S176P5 – His pleasure in His people: praying the heart of God

1Kgs. 3:7-10

“Now, O LORD my God, You have made Your servant king instead of my father David, but I am a little child; I do not know how to go out or come in. And Your servant is in the midst of Your people whom You have chosen, a great people, too numerous to be numbered or counted. Therefore, give to Your servant an understanding heart to judge Your people, that I may discern between good and evil. For who is able to judge this great people of Yours?” The speech pleased the Lord, that Solomon had asked this thing.

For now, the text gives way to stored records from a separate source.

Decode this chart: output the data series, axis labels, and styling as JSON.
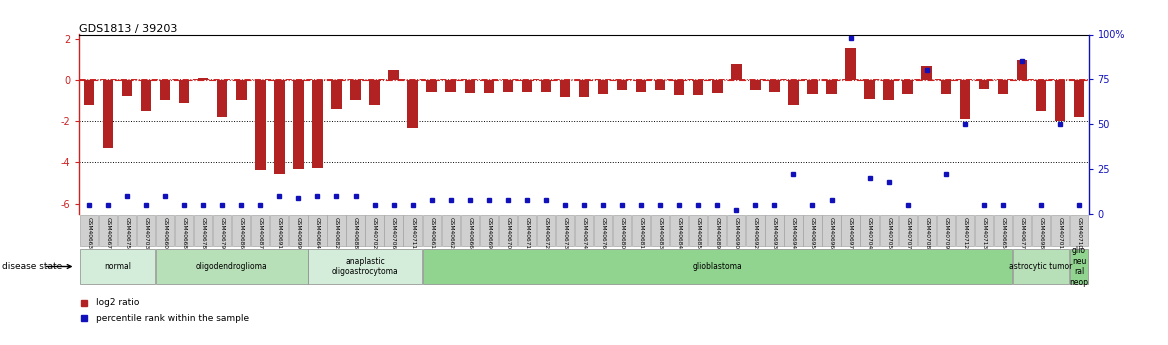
{
  "title": "GDS1813 / 39203",
  "samples": [
    "GSM40663",
    "GSM40667",
    "GSM40675",
    "GSM40703",
    "GSM40660",
    "GSM40668",
    "GSM40678",
    "GSM40679",
    "GSM40686",
    "GSM40687",
    "GSM40691",
    "GSM40699",
    "GSM40664",
    "GSM40682",
    "GSM40688",
    "GSM40702",
    "GSM40706",
    "GSM40711",
    "GSM40661",
    "GSM40662",
    "GSM40666",
    "GSM40669",
    "GSM40670",
    "GSM40671",
    "GSM40672",
    "GSM40673",
    "GSM40674",
    "GSM40676",
    "GSM40680",
    "GSM40681",
    "GSM40683",
    "GSM40684",
    "GSM40685",
    "GSM40689",
    "GSM40690",
    "GSM40692",
    "GSM40693",
    "GSM40694",
    "GSM40695",
    "GSM40696",
    "GSM40697",
    "GSM40704",
    "GSM40705",
    "GSM40707",
    "GSM40708",
    "GSM40709",
    "GSM40712",
    "GSM40713",
    "GSM40665",
    "GSM40677",
    "GSM40698",
    "GSM40701",
    "GSM40710"
  ],
  "log2_ratio": [
    -1.2,
    -3.3,
    -0.8,
    -1.5,
    -1.0,
    -1.1,
    0.1,
    -1.8,
    -1.0,
    -4.35,
    -4.55,
    -4.3,
    -4.25,
    -1.4,
    -1.0,
    -1.2,
    0.5,
    -2.35,
    -0.6,
    -0.6,
    -0.65,
    -0.65,
    -0.6,
    -0.6,
    -0.6,
    -0.85,
    -0.85,
    -0.7,
    -0.5,
    -0.6,
    -0.5,
    -0.75,
    -0.75,
    -0.65,
    0.75,
    -0.5,
    -0.6,
    -1.2,
    -0.7,
    -0.7,
    1.55,
    -0.95,
    -1.0,
    -0.7,
    0.65,
    -0.7,
    -1.9,
    -0.45,
    -0.7,
    0.95,
    -1.5,
    -2.0,
    -1.8
  ],
  "percentile": [
    5,
    5,
    10,
    5,
    10,
    5,
    5,
    5,
    5,
    5,
    10,
    9,
    10,
    10,
    10,
    5,
    5,
    5,
    8,
    8,
    8,
    8,
    8,
    8,
    8,
    5,
    5,
    5,
    5,
    5,
    5,
    5,
    5,
    5,
    2,
    5,
    5,
    22,
    5,
    8,
    98,
    20,
    18,
    5,
    80,
    22,
    50,
    5,
    5,
    85,
    5,
    50,
    5
  ],
  "disease_groups": [
    {
      "label": "normal",
      "start": 0,
      "end": 4,
      "color": "#d4edda"
    },
    {
      "label": "oligodendroglioma",
      "start": 4,
      "end": 12,
      "color": "#b8e0b8"
    },
    {
      "label": "anaplastic\noligoastrocytoma",
      "start": 12,
      "end": 18,
      "color": "#d4edda"
    },
    {
      "label": "glioblastoma",
      "start": 18,
      "end": 49,
      "color": "#90d490"
    },
    {
      "label": "astrocytic tumor",
      "start": 49,
      "end": 52,
      "color": "#b8e0b8"
    },
    {
      "label": "glio\nneu\nral\nneop",
      "start": 52,
      "end": 53,
      "color": "#90d490"
    }
  ],
  "bar_color": "#b22222",
  "dot_color": "#1111bb",
  "ylim_left": [
    -6.5,
    2.2
  ],
  "left_ticks": [
    2,
    0,
    -2,
    -4,
    -6
  ],
  "right_ticks": [
    0,
    25,
    50,
    75,
    100
  ],
  "hline_0_color": "#cc2222",
  "hline_0_style": "-.",
  "hline_neg2_color": "black",
  "hline_neg4_color": "black",
  "pct75_line_color": "#cc2222",
  "pct75_line_style": "-."
}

I am sure that anyone who has seen the movie remembers the scene.  Little Charlie has collected some money from his paper route, and he has to decide what to do with it.  Mom works her fingers to the bone taking care of the family, which includes Charlie and both sets of grandparents.  What Charlie does when he gets his money is he buys things for everyone in the home.  These are not necessities but things he knows they will enjoy.  It is perhaps the first moment in the film when we see what is in the heart of that child.  Having worked for a small sum and finally being able to buy something he could not have previously, he instead takes his hard-earned money and uses it to bless others.

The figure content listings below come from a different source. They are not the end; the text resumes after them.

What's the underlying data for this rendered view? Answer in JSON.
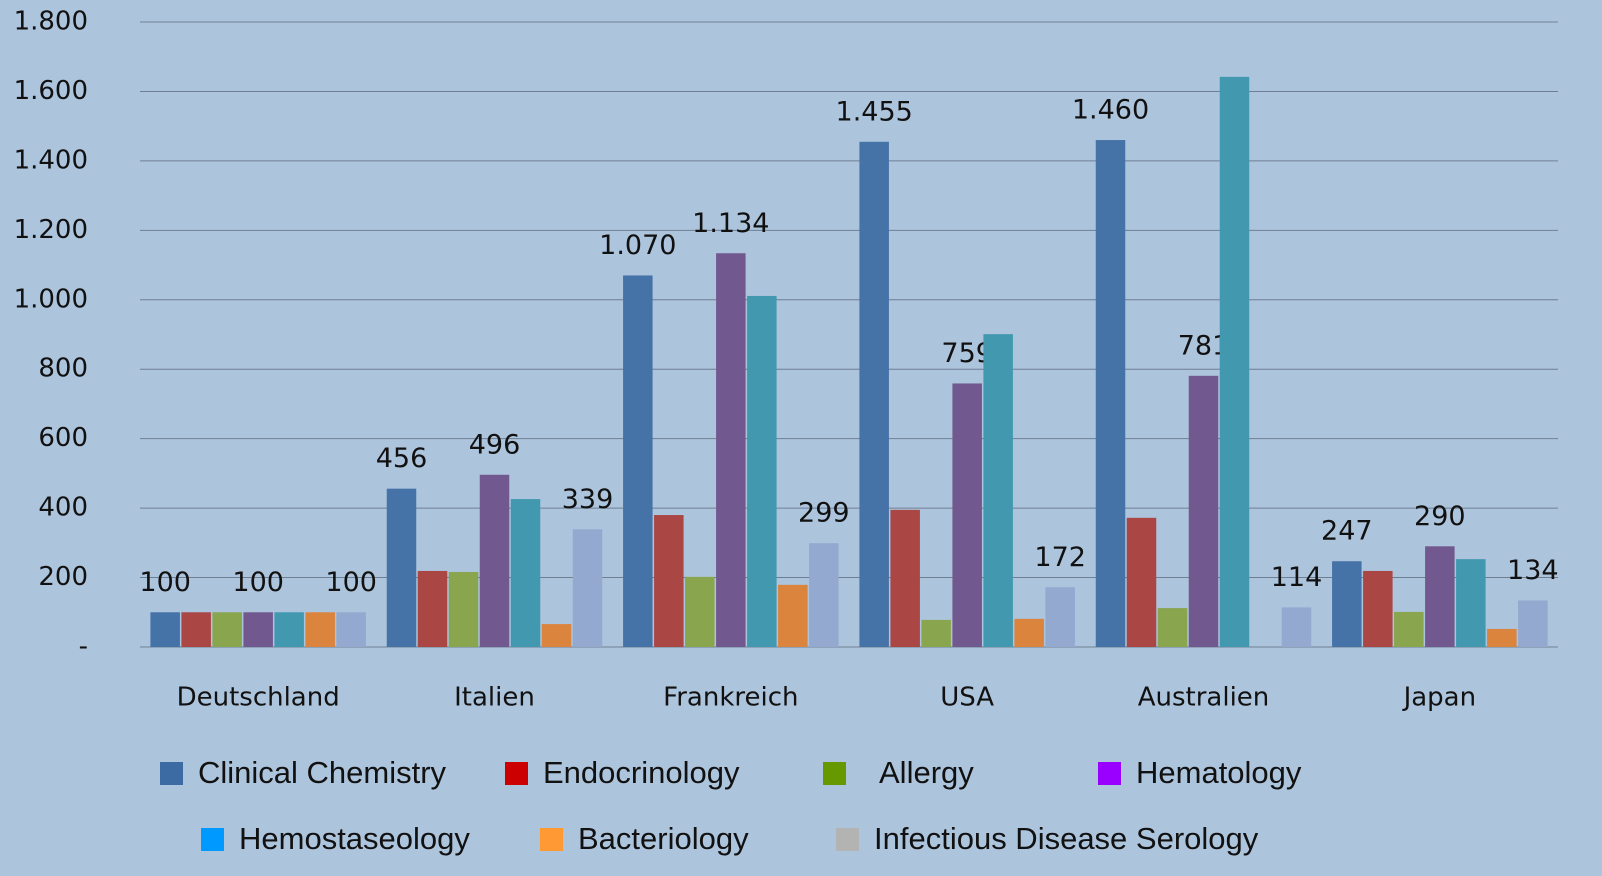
{
  "chart_data": {
    "type": "bar",
    "categories": [
      "Deutschland",
      "Italien",
      "Frankreich",
      "USA",
      "Australien",
      "Japan"
    ],
    "series": [
      {
        "name": "Clinical Chemistry",
        "color": "#4572a7",
        "legend_color": "#3c6ba3",
        "values": [
          100,
          456,
          1070,
          1455,
          1460,
          247
        ],
        "value_labels": [
          "100",
          "456",
          "1.070",
          "1.455",
          "1.460",
          "247"
        ]
      },
      {
        "name": "Endocrinology",
        "color": "#aa4643",
        "legend_color": "#cc0000",
        "values": [
          100,
          219,
          380,
          395,
          372,
          219
        ],
        "value_labels": [
          null,
          null,
          null,
          null,
          null,
          null
        ]
      },
      {
        "name": "Allergy",
        "color": "#89a54e",
        "legend_color": "#669900",
        "values": [
          100,
          216,
          202,
          78,
          112,
          101
        ],
        "value_labels": [
          null,
          null,
          null,
          null,
          null,
          null
        ]
      },
      {
        "name": "Hematology",
        "color": "#71588f",
        "legend_color": "#9900ff",
        "values": [
          100,
          496,
          1134,
          759,
          781,
          290
        ],
        "value_labels": [
          "100",
          "496",
          "1.134",
          "759",
          "781",
          "290"
        ]
      },
      {
        "name": "Hemostaseology",
        "color": "#4198af",
        "legend_color": "#0099ff",
        "values": [
          100,
          426,
          1011,
          901,
          1642,
          253
        ],
        "value_labels": [
          null,
          null,
          null,
          null,
          null,
          null
        ]
      },
      {
        "name": "Bacteriology",
        "color": "#db843d",
        "legend_color": "#ff9933",
        "values": [
          100,
          66,
          179,
          81,
          null,
          52
        ],
        "value_labels": [
          null,
          null,
          null,
          null,
          null,
          null
        ]
      },
      {
        "name": "Infectious Disease Serology",
        "color": "#93a9cf",
        "legend_color": "#b3b3b3",
        "values": [
          100,
          339,
          299,
          172,
          114,
          134
        ],
        "value_labels": [
          "100",
          "339",
          "299",
          "172",
          "114",
          "134"
        ]
      }
    ],
    "ylim": [
      0,
      1800
    ],
    "yticks": [
      {
        "value": 0,
        "label": "-"
      },
      200,
      400,
      600,
      800,
      {
        "value": 1000,
        "label": "1.000"
      },
      {
        "value": 1200,
        "label": "1.200"
      },
      {
        "value": 1400,
        "label": "1.400"
      },
      {
        "value": 1600,
        "label": "1.600"
      },
      {
        "value": 1800,
        "label": "1.800"
      }
    ],
    "grid": true
  }
}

The Lord offered Solomon a gift which came with no conditions.  The man simply had to tell God what he wanted, and it would be his.  He could have asked for riches or power.  He could have asked for any number of things to benefit himself or make him greater among Israel.  He thought for a moment or two and then responded like someone who knew what was in God’s heart.  Solomon saw how little he brought to the table, and he prayed for God to equip him to lead Israel correctly.  His request for wisdom was not about himself.  He wanted to be able to rule the nation wisely and keep them from their previous idolatry, and God found pleasure in a man who requested what was his will.

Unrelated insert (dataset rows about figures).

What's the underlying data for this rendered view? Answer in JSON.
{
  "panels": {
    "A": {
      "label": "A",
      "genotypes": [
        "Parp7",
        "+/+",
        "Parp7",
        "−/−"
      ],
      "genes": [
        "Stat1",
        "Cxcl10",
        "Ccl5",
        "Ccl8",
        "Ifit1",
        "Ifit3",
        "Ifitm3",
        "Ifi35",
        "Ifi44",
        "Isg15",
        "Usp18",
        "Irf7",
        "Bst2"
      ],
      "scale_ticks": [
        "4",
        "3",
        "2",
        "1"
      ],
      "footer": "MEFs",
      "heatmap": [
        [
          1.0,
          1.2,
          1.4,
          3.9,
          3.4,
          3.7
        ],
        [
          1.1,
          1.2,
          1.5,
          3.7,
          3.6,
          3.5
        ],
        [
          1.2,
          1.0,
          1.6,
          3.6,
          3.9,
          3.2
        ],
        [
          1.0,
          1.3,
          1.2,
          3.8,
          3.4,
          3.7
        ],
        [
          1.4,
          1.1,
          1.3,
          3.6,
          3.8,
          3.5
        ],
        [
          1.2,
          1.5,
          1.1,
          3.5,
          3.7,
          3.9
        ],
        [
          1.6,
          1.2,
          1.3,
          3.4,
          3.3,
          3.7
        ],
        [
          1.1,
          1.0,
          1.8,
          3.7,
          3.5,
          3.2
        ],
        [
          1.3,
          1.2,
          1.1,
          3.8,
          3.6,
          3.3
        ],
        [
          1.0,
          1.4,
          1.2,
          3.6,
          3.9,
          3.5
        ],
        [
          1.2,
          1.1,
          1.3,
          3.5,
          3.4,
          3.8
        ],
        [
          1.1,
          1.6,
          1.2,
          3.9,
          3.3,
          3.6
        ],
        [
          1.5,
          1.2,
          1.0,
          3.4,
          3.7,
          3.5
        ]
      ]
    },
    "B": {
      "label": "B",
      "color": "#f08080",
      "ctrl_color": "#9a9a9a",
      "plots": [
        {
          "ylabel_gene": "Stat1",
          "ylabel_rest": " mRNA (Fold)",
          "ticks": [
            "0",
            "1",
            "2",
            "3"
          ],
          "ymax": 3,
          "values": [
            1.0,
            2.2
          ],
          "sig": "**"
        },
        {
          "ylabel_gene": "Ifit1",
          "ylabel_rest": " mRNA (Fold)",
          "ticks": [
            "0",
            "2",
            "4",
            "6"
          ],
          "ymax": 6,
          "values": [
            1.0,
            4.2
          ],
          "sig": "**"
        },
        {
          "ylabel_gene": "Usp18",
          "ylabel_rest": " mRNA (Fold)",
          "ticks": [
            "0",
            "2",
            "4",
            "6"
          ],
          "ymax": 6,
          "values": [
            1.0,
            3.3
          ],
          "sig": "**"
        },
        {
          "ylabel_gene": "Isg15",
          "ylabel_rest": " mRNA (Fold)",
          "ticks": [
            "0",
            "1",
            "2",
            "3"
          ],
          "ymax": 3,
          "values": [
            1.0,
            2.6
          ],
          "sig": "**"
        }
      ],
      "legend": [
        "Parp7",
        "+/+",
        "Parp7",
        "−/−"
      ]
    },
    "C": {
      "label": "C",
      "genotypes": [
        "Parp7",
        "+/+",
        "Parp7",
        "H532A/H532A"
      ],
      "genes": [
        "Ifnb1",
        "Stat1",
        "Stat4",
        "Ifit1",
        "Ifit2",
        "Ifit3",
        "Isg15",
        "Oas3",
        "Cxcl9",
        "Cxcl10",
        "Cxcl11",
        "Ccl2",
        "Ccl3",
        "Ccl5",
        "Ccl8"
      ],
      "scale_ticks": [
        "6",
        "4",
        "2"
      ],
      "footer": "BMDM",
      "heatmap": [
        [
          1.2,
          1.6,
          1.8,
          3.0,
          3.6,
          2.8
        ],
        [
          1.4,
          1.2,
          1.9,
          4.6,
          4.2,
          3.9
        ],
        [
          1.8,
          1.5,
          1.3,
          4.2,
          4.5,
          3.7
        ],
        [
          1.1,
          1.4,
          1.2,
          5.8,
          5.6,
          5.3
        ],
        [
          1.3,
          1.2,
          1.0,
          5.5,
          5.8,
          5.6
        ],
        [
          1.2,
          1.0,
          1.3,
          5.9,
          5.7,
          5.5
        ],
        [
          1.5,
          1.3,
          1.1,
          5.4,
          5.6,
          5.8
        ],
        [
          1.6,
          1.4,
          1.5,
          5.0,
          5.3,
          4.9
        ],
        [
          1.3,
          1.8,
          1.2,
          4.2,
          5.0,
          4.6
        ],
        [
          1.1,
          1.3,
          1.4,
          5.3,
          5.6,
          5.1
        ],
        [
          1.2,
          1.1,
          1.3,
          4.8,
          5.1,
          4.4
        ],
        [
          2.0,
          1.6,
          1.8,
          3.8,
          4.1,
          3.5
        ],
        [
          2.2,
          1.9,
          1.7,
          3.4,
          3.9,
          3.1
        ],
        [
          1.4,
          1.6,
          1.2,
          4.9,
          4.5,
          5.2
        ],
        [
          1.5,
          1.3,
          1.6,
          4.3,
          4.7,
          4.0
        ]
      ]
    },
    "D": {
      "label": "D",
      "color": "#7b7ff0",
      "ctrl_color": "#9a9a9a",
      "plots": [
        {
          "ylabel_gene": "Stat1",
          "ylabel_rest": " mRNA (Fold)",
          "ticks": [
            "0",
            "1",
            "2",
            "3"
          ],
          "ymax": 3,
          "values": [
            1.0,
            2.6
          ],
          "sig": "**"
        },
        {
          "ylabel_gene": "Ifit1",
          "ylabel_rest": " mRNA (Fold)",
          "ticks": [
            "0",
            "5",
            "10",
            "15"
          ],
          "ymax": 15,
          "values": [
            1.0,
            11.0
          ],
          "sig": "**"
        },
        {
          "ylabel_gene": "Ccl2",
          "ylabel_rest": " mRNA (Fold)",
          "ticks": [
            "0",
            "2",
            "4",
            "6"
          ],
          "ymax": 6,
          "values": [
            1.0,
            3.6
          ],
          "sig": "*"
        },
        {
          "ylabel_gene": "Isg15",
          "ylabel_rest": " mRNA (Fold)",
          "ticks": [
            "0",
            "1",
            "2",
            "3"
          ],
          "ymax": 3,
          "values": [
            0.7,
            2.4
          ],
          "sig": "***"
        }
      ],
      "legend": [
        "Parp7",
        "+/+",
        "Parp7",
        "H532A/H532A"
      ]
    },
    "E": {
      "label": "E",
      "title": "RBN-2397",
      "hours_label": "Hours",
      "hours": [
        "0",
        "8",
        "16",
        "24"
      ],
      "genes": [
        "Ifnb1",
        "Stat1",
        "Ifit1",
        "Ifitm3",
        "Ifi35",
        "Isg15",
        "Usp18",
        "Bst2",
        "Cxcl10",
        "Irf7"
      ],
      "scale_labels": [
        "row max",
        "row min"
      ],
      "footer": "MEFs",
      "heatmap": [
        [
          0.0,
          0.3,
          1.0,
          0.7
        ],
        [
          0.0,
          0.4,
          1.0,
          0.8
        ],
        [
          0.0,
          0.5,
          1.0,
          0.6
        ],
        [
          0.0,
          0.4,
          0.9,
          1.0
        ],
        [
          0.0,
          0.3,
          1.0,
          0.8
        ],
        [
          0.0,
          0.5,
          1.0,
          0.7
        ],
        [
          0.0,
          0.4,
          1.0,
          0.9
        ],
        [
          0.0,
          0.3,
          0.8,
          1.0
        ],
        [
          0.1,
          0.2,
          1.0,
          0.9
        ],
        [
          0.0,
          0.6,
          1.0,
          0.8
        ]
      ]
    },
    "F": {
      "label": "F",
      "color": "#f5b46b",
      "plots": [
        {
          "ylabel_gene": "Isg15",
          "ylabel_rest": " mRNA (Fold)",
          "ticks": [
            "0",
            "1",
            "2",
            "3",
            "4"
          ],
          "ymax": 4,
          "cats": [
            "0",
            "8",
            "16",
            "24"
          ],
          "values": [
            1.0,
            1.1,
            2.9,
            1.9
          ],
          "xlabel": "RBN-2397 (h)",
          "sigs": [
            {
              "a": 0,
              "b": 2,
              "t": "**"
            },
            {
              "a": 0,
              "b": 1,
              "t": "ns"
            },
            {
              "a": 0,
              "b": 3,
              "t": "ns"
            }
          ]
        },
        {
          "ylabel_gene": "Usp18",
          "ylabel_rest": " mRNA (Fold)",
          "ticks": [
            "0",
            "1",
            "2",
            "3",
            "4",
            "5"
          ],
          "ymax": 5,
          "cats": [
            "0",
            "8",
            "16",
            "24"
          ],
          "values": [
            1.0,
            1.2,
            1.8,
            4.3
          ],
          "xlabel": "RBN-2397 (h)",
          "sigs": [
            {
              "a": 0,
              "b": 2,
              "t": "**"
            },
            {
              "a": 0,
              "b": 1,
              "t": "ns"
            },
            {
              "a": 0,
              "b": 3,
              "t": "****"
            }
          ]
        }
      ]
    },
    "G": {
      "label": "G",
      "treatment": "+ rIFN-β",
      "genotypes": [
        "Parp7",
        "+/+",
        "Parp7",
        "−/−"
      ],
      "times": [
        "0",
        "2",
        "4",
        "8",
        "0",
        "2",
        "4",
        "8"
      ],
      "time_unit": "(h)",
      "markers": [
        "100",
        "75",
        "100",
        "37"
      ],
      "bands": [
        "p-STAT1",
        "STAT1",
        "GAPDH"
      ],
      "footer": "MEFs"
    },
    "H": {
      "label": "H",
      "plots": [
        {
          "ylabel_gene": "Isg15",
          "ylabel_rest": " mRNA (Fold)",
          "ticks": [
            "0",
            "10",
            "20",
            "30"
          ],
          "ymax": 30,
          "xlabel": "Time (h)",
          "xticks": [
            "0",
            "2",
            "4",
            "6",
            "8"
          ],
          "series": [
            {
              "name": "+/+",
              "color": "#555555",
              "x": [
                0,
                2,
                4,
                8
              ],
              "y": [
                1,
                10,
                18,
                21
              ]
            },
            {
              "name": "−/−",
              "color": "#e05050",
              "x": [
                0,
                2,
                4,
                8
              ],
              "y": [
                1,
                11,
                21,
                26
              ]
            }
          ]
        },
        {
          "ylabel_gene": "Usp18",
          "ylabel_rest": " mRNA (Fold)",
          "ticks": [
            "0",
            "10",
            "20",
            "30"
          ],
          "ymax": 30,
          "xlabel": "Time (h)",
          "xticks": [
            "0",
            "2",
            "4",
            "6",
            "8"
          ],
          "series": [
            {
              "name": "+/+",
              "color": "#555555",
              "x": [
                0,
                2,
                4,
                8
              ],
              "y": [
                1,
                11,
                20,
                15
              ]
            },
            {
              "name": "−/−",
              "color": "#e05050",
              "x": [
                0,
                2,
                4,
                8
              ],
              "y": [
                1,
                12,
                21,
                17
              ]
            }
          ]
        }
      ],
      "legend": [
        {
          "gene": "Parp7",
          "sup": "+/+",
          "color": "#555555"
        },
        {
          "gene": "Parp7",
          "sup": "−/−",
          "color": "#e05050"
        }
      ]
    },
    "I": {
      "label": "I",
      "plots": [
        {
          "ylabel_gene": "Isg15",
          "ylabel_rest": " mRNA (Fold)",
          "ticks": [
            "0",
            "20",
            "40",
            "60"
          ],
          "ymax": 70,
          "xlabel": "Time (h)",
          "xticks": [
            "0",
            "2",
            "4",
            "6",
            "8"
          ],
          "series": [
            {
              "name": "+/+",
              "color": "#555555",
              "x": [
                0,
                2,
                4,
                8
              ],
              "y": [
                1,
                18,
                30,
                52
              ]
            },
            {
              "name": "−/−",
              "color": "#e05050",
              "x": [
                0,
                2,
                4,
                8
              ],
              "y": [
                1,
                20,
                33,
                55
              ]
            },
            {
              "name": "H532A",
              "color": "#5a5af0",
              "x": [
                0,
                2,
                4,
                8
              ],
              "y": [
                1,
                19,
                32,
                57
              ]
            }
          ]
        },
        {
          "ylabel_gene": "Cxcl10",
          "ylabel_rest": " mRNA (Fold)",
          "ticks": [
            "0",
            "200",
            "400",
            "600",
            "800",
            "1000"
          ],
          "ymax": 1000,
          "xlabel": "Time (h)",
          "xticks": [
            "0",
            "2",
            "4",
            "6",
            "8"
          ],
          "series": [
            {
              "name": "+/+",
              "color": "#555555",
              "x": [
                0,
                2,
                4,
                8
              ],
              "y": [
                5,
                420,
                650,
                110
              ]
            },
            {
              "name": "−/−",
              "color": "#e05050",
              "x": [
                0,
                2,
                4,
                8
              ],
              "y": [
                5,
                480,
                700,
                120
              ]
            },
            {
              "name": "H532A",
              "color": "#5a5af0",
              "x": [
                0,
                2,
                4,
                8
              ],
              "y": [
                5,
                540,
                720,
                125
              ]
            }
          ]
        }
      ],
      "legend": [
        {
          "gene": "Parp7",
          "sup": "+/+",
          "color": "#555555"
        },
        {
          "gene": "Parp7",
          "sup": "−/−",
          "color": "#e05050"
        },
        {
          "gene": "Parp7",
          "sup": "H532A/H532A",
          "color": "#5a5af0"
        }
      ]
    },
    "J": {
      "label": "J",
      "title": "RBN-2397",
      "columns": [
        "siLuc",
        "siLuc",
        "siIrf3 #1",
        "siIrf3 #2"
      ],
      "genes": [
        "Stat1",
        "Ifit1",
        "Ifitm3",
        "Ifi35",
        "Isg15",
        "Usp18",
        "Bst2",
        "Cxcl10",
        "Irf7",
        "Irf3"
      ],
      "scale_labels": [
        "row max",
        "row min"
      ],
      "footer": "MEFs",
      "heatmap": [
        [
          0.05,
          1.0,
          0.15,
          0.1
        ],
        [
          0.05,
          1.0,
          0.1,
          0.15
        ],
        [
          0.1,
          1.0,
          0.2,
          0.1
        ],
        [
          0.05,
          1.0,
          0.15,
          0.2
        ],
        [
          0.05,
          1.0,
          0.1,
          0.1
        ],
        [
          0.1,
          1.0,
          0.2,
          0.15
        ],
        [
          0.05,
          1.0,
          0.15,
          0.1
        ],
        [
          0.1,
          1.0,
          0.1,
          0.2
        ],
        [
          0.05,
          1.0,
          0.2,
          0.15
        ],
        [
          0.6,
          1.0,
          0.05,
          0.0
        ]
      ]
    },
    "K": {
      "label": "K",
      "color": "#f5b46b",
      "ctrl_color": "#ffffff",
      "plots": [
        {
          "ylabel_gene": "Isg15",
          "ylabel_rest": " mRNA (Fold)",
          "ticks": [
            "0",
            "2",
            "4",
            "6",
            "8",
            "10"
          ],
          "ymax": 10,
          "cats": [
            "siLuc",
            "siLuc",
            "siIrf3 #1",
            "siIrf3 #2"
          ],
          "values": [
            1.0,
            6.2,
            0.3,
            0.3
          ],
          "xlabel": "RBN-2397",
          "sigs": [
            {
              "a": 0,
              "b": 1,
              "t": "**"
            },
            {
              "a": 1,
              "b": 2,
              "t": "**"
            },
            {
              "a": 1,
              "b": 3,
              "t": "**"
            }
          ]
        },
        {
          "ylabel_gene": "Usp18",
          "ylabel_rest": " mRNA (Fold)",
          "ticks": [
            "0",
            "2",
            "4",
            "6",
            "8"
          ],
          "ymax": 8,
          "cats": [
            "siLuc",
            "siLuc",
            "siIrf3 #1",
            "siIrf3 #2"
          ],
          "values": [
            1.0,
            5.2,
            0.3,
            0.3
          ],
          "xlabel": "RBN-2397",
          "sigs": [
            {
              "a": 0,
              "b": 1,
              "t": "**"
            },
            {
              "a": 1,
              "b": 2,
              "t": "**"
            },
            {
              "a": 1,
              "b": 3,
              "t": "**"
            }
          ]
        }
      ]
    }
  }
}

The irony here is that Solomon’s request for wisdom was itself a wise act. Any fool could have asked for whatever his flesh wanted. If this was a test, it was not for God’s benefit. The Lord already knew what was in Solomon’s heart. It was Solomon who would learn what was inside himself by how he responded to God’s great offer. If God told us today that He would give us whatever we wanted, what would we request? The hope is that our request would be in line with God’s will, that we would have the discernment to know what will please him. Father, give us the wisdom and selflessness of Solomon, that we would seek after your will and not the vanities of this life.